Reading through the priority process document, had one question regarding the capacity, can anyone help clarify this?
Assuming if my requests are always within ramp rate limits, and the traffic keep growing, will OpenAI always guarantee that it will have enough capacity to handle my requests in Priority tier? or my requests still might be downgraded to standard tier when the overall Priority tier capacity is not enough?
If (a) Priority processing performance is degraded AND (b) a customer’s traffic is ramping too quickly, then some Priority requests may be downgraded to Standard processing instead.
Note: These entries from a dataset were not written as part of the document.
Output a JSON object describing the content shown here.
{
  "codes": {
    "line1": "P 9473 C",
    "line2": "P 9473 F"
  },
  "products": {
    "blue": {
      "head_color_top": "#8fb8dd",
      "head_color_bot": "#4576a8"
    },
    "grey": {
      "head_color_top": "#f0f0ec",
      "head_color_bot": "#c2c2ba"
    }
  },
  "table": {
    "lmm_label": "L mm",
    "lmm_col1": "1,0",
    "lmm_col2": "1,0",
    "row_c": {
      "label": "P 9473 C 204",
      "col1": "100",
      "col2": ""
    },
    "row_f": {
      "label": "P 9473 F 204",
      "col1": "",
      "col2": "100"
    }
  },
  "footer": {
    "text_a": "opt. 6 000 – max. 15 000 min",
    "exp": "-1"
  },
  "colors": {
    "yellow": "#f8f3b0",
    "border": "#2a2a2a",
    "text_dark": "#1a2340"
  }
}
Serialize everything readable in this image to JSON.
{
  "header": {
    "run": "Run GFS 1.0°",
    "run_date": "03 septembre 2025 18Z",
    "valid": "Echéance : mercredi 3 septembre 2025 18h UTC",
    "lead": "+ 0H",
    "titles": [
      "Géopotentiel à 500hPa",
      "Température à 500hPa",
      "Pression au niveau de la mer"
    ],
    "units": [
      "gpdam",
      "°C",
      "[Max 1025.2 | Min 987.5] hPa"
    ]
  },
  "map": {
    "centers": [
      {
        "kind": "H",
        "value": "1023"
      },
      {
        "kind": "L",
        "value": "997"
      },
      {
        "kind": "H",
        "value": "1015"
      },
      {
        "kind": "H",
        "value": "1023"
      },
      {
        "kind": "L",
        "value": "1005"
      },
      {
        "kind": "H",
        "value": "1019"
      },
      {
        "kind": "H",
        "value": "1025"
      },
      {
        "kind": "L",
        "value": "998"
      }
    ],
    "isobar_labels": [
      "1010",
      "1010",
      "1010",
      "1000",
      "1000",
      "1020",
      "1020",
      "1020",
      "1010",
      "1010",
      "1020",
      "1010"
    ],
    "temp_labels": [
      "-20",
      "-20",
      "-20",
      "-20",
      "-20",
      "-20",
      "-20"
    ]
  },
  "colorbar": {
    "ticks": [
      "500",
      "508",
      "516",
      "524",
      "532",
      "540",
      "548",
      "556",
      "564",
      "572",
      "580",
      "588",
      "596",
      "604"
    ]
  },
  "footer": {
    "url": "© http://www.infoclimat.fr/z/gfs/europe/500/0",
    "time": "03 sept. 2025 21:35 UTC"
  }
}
It does not say “OR performance is degraded”. If you literally read the statement, then the condition “some Priority requests may be downgraded” cannot be reached by only degraded performance and not also an organization over-ramp (to hint at provisioning needs), and thus would still fall under SLA (which if not met is all of “sorry, our bad, contact sales rep”).
The excess rate is not by day or something reasonable, it is by continuous use by 15 minutes and is violated if you increase by 50% in 15 minutes (vs unmentioned metering period). Starting at 100k TPM to consider to drop you out. So guaranteed good for the speed of barely a few users with large input before this ramping factors in. Comparable to about 3 scale units.
So this does not tolerate any burstyness or variance and you would have to have many users, but the penalty is then just a cheaper standard request.
Overall: this is a price/profit increase for OpenAI having the same compute resources.
I expect you are mostly interested in edge cases, like a constantly growing demand for a extended period of time. I suggest to reach out to sales@openai.com or your account manager directly because the general marketing page doesn’t have all the answers.
In general I read it as: if everything else stays the same and the ramp limits are not hit, priority processing will commence as expected.